Find ASIC Vendors

ZeroPoint compression boosts AI memory by 50%

February 24, 2025

Get a Price Quote

ZeroPoint Technologies AB, based in Gothenburg, Sweden, has unveiled a groundbreaking hardware-assisted compression technology designed to enhance the effective memory of foundational AI models, such as large language models (LLMs), by up to 50 percent. The company, specializing in compression solutions, was established in 2015 by Professor Per Stenström and Angelos Arelakis as a spin-off from Chalmers University of Technology.

The innovative product, named AI-MX, facilitates the compression and decompression of deployed foundational models, including large language models (LLMs). ZeroPoint plans to make the product available to customers and partners in the latter half of 2025, offering a significant advancement in memory optimization for AI applications.
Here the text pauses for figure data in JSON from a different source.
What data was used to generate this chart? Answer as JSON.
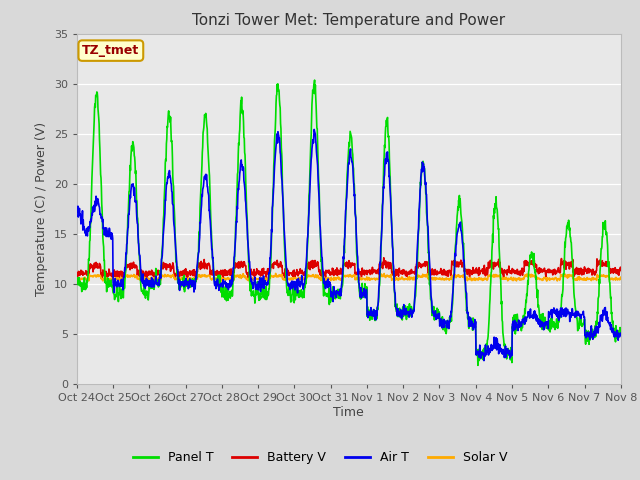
{
  "title": "Tonzi Tower Met: Temperature and Power",
  "xlabel": "Time",
  "ylabel": "Temperature (C) / Power (V)",
  "annotation_text": "TZ_tmet",
  "ylim": [
    0,
    35
  ],
  "yticks": [
    0,
    5,
    10,
    15,
    20,
    25,
    30,
    35
  ],
  "xtick_labels": [
    "Oct 24",
    "Oct 25",
    "Oct 26",
    "Oct 27",
    "Oct 28",
    "Oct 29",
    "Oct 30",
    "Oct 31",
    "Nov 1",
    "Nov 2",
    "Nov 3",
    "Nov 4",
    "Nov 5",
    "Nov 6",
    "Nov 7",
    "Nov 8"
  ],
  "colors": {
    "panel_t": "#00dd00",
    "battery_v": "#dd0000",
    "air_t": "#0000ee",
    "solar_v": "#ffaa00"
  },
  "legend_labels": [
    "Panel T",
    "Battery V",
    "Air T",
    "Solar V"
  ],
  "bg_color": "#d9d9d9",
  "plot_bg_color": "#e8e8e8",
  "grid_color": "#ffffff"
}
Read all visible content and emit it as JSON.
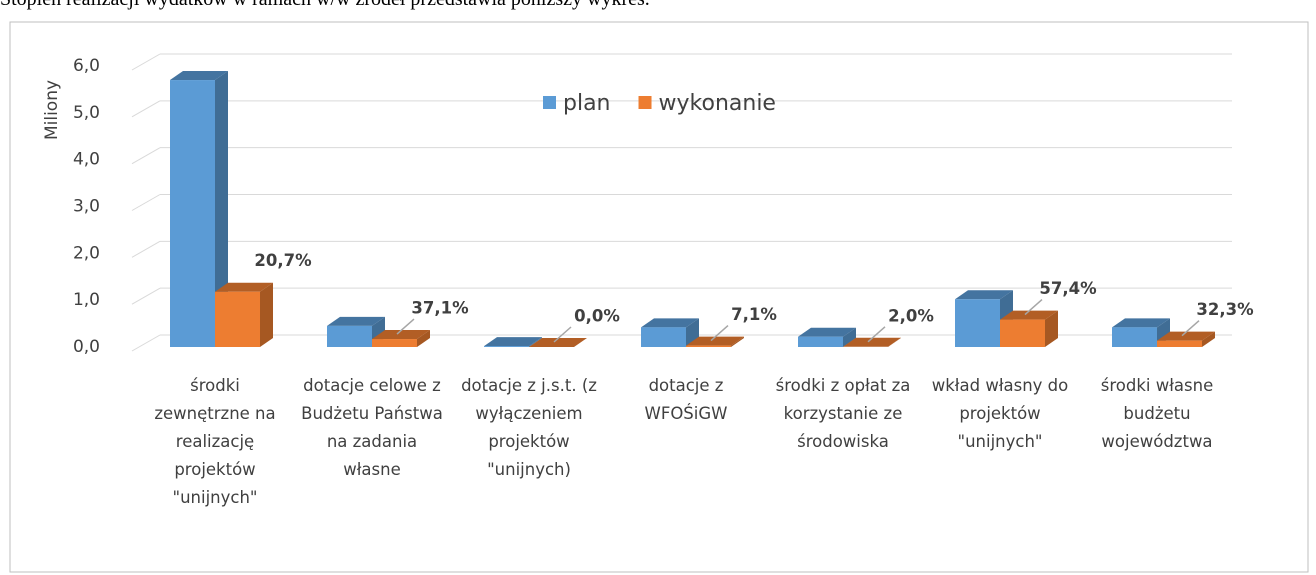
{
  "intro": "Stopień realizacji wydatków w ramach w/w źródeł przedstawia poniższy wykres.",
  "chart_data": {
    "type": "bar3d",
    "y_label": "Miliony",
    "categories": [
      "środki zewnętrzne na realizację projektów \"unijnych\"",
      "dotacje celowe z Budżetu Państwa na zadania własne",
      "dotacje z j.s.t. (z wyłączeniem projektów \"unijnych)",
      "dotacje z WFOŚiGW",
      "środki z opłat za korzystanie ze środowiska",
      "wkład własny do projektów \"unijnych\"",
      "środki własne budżetu województwa"
    ],
    "series": [
      {
        "name": "plan",
        "color": "#5b9bd5",
        "values": [
          5.7,
          0.45,
          0.02,
          0.42,
          0.22,
          1.02,
          0.42
        ]
      },
      {
        "name": "wykonanie",
        "color": "#ed7d31",
        "values": [
          1.18,
          0.17,
          0,
          0.03,
          0.0044,
          0.585,
          0.136
        ]
      }
    ],
    "annotations": [
      "20,7%",
      "37,1%",
      "0,0%",
      "7,1%",
      "2,0%",
      "57,4%",
      "32,3%"
    ],
    "ylim": [
      0,
      6
    ],
    "yticks": [
      {
        "value": 0,
        "label": "0,0"
      },
      {
        "value": 1,
        "label": "1,0"
      },
      {
        "value": 2,
        "label": "2,0"
      },
      {
        "value": 3,
        "label": "3,0"
      },
      {
        "value": 4,
        "label": "4,0"
      },
      {
        "value": 5,
        "label": "5,0"
      },
      {
        "value": 6,
        "label": "6,0"
      }
    ],
    "grid": true,
    "legend": "top"
  }
}
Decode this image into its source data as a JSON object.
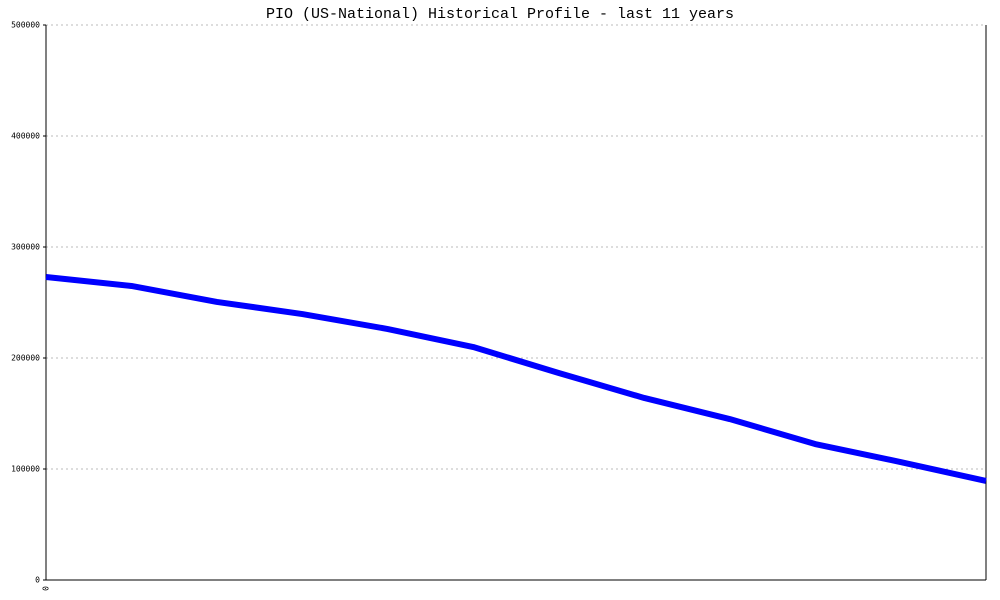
{
  "chart_data": {
    "type": "line",
    "title": "PIO (US-National) Historical Profile - last 11 years",
    "categories": [
      "0",
      null,
      null,
      null,
      null,
      null,
      null,
      null,
      null,
      null,
      null,
      null
    ],
    "series": [
      {
        "name": "PIO",
        "color": "#0000ff",
        "values": [
          273000,
          264900,
          250500,
          239600,
          226100,
          209900,
          186500,
          164000,
          145000,
          122500,
          106300,
          89200
        ]
      }
    ],
    "ylim": [
      0,
      500000
    ],
    "yticks": [
      0,
      100000,
      200000,
      300000,
      400000,
      500000
    ],
    "grid": true
  }
}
By leveraging AI-MX, enterprise and hyperscale datacenters can enhance various performance metrics, such as effective addressable memory, memory bandwidth, and tokens served per second, according to ZeroPoint. The company's proprietary hardware-accelerated compression, compaction, and memory management technologies deliver operations at nanosecond latencies, surpassing the speed of traditional compression algorithms by a factor of 1,000.

AI-MX is compatible with a wide range of memory types, including HBM, LPDDR, GDDR, and DDR, ensuring that the benefits of memory optimization extend to most AI acceleration use cases. Klas Moreau, CEO of ZeroPoint Technologies, emphasized the significance of the new solution, stating, "With today's announcement, we introduce a first-of-its-kind memory optimization solution that has the potential to save companies billions of dollars per year related to building and operating large-scale datacenters for AI applications."

ZeroPoint Technologies is committed to further enhancing the capacity and performance of the AI-MX product in future iterations, aiming to exceed the 1.5x increases in subsequent generations. The company's cutting-edge hardware-accelerated technologies operate at ultra-low nanosecond latencies, enabling them to outperform traditional compression algorithms by more than 1,000 times.